Implementation Information
Hardware
Gemma was trained using Tensor Processing Unit (TPU) hardware (TPUv4p, TPUv5p and TPUv5e). Training generative models requires significant computational power. TPUs offer several advantages:
- Performance: Specifically designed to handle the massive computations involved in training generative models
- Memory: Large amounts of high-bandwidth memory for handling large models and batch sizes
- Scalability: TPU Pods provide scalable solutions for handling growing complexity
- Cost-effectiveness: More cost-effective solution compared to CPU-based infrastructure
Software
Training was done using JAX and ML Pathways. JAX allows researchers to take advantage of the latest generation of hardware, including TPUs, for faster and more efficient training of large models.
Benchmark |
Metric |
n-shot |
E2B PT |
E4B PT |
HellaSwag | Accuracy | 10-shot | 72.2 | 78.6 |
BoolQ | Accuracy | 0-shot | 76.4 | 81.6 |
PIQA | Accuracy | 0-shot | 78.9 | 81.0 |
SocialIQA | Accuracy | 0-shot | 48.8 | 50.0 |
TriviaQA | Accuracy | 5-shot | 60.8 | 70.2 |
Natural Questions | Accuracy | 5-shot | 15.5 | 20.9 |
ARC-c | Accuracy | 25-shot | 51.7 | 61.6 |
ARC-e | Accuracy | 0-shot | 75.8 | 81.6 |
WinoGrande | Accuracy | 5-shot | 66.8 | 71.7 |
BIG-Bench Hard | Accuracy | few-shot | 44.3 | 52.9 |
DROP | Token F1 score | 1-shot | 53.9 | 60.8 |
Intended Usage
Content Creation and Communication
- Text Generation: Generate creative text formats such as poems, scripts, code, marketing copy, and email drafts
- Chatbots and Conversational AI: Power conversational interfaces for customer service, virtual assistants, or interactive applications
- Text Summarization: Generate concise summaries of a text corpus, research papers, or reports
- Image Data Extraction: Extract, interpret, and summarize visual data for text communications
- Audio Data Extraction: Transcribe spoken language, translate speech to text in other languages, and analyze sound-based data
Research and Education
- NLP Research: These models can serve as a foundation for researchers to experiment with generative models and NLP techniques
- Language Learning Tools: Support interactive language learning experiences, aiding in grammar correction or providing writing practice
- Knowledge Exploration: Assist researchers in exploring large bodies of data by generating summaries or answering questions about specific topics
Limitations
- Training Data: The quality and diversity of the training data significantly influence the model's capabilities. Biases or gaps in the training data can lead to limitations in the model's responses.

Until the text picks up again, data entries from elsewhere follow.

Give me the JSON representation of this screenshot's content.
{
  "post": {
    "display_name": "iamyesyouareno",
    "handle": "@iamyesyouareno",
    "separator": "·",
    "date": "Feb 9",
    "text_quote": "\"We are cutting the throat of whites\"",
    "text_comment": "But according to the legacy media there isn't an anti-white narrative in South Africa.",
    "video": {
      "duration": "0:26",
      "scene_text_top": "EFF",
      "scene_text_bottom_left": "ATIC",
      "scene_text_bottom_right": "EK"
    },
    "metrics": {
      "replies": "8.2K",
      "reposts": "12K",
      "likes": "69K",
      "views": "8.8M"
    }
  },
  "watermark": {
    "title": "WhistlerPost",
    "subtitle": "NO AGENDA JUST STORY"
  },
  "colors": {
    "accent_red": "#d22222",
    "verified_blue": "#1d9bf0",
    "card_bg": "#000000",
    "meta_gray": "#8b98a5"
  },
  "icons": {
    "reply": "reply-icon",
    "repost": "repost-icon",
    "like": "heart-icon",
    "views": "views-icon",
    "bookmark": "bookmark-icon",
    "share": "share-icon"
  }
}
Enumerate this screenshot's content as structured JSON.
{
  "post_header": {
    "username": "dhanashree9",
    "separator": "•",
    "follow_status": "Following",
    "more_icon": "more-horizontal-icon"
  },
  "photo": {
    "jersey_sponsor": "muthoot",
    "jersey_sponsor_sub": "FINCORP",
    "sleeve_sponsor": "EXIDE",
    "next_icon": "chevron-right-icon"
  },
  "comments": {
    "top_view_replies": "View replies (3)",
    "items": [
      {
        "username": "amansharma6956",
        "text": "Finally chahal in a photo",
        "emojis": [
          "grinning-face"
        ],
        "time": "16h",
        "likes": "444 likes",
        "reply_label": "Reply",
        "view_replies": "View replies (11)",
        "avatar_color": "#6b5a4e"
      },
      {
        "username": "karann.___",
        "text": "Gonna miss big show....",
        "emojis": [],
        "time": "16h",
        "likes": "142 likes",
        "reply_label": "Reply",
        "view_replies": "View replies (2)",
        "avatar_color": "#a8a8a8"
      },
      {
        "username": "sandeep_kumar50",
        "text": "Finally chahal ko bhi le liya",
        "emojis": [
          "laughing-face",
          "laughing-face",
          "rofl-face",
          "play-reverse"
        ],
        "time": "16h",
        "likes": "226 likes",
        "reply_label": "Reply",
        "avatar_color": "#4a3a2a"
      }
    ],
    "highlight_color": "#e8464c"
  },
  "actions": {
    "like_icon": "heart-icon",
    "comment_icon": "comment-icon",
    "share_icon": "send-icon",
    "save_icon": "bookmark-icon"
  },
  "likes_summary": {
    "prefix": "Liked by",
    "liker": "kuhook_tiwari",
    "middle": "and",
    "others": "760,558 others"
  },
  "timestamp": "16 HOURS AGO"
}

- Context and Task Complexity: Models are better at tasks that can be framed with clear prompts and instructions. Open-ended or highly complex tasks might be challenging.
- Language Ambiguity and Nuance: Natural language is inherently complex. Models might struggle to grasp subtle nuances, sarcasm, or figurative language.
- Factual Accuracy: Models generate responses based on information they learned from their training datasets, but they are not knowledge bases. They may generate incorrect or outdated factual statements.
- Common Sense: Models rely on statistical patterns in language. They might lack the ability to apply common sense reasoning in certain situations.